Philip Miller, Refuse the Hour
A conversation plus musical illustrations with South African composer Philip Miller, a longtime collaborator of the artist and compatriot William Kentridge as they mounted their multimedia extravaganza as part of BAM's 2015 Next Wave Festival. Aside from this big show, the two have some wonderful miniatures called Paper Music with delightful animations by Kentridge that you can see on YouTube. He also gives an interesting analysis of the art and music scene in South Africa,
In Refuse the Hour, Kentridge delivers an elliptical lecture-performance on the nature of temporality in front of giant on-stage metronomes and with a cast of 12 dancers, musicians, performers, and vocalists.
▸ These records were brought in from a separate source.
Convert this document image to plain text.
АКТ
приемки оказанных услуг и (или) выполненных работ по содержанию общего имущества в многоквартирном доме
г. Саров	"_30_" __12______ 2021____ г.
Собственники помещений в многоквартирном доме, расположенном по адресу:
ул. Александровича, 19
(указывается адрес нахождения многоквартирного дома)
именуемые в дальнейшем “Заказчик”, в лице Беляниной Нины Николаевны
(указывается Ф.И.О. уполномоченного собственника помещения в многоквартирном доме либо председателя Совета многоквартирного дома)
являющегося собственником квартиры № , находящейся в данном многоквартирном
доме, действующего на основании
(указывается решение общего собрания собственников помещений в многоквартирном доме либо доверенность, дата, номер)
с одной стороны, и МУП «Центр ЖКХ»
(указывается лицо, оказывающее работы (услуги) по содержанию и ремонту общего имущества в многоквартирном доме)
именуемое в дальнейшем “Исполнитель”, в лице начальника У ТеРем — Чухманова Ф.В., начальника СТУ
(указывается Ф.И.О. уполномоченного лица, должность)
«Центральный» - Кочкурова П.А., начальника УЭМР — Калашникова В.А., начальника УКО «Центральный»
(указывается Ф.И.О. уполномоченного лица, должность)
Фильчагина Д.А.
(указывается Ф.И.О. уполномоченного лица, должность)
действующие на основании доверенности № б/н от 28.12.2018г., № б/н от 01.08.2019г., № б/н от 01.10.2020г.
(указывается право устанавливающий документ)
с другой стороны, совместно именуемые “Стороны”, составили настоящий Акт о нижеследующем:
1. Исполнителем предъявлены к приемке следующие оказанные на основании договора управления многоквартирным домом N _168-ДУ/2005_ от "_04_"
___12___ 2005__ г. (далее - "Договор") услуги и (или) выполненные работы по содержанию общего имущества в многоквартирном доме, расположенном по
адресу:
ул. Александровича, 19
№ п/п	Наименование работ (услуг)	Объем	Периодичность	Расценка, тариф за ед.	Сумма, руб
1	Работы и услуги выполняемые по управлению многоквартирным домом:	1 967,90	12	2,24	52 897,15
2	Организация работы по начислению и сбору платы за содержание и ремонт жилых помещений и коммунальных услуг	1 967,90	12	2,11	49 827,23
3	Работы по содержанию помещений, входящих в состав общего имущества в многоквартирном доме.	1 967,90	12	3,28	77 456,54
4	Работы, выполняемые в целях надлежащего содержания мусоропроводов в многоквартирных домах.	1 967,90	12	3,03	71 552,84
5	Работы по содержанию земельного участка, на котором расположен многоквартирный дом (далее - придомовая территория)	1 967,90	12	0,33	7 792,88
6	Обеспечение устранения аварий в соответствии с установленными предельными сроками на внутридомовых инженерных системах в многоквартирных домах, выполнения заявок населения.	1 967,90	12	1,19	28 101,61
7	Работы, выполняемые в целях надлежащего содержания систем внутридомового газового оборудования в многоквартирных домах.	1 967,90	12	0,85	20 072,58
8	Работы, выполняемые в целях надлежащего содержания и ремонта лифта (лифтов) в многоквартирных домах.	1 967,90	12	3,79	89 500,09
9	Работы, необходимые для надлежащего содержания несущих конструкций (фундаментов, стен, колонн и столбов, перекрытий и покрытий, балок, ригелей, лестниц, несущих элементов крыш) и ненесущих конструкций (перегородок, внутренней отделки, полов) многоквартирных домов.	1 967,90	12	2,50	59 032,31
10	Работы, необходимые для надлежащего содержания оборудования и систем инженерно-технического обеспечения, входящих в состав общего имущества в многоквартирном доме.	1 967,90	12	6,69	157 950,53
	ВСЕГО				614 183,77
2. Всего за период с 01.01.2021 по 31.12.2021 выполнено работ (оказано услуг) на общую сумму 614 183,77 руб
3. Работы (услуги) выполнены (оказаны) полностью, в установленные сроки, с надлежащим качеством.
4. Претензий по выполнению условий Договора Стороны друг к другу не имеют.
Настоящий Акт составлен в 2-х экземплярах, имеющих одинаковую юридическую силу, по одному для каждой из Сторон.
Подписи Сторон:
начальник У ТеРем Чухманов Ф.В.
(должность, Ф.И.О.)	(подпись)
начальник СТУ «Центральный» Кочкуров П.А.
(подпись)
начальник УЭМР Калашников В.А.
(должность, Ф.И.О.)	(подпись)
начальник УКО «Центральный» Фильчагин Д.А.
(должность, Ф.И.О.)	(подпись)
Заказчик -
Miller’s compositions underscore this lecture-performance by playfully exploring the different ways in which time manifests in music — from re-imagining the singing of Berlioz’s Le Spectre de la Rose in reverse, to colliding out-of-sync metronomes with frenetic African drumming.
Miller and Kentridge began their artistic partnership in 1993 with the film Felix in Exile — part of Kentridge’s celebrated Soho Eckstein series for which Miller wrote the music. The artists have since collaborated on many projects, including I am not me, the horse is not mine (2012) at the Tate Modern and the installation The Refusal of Time, at the Metropolitan Museum of Art and documenta 13.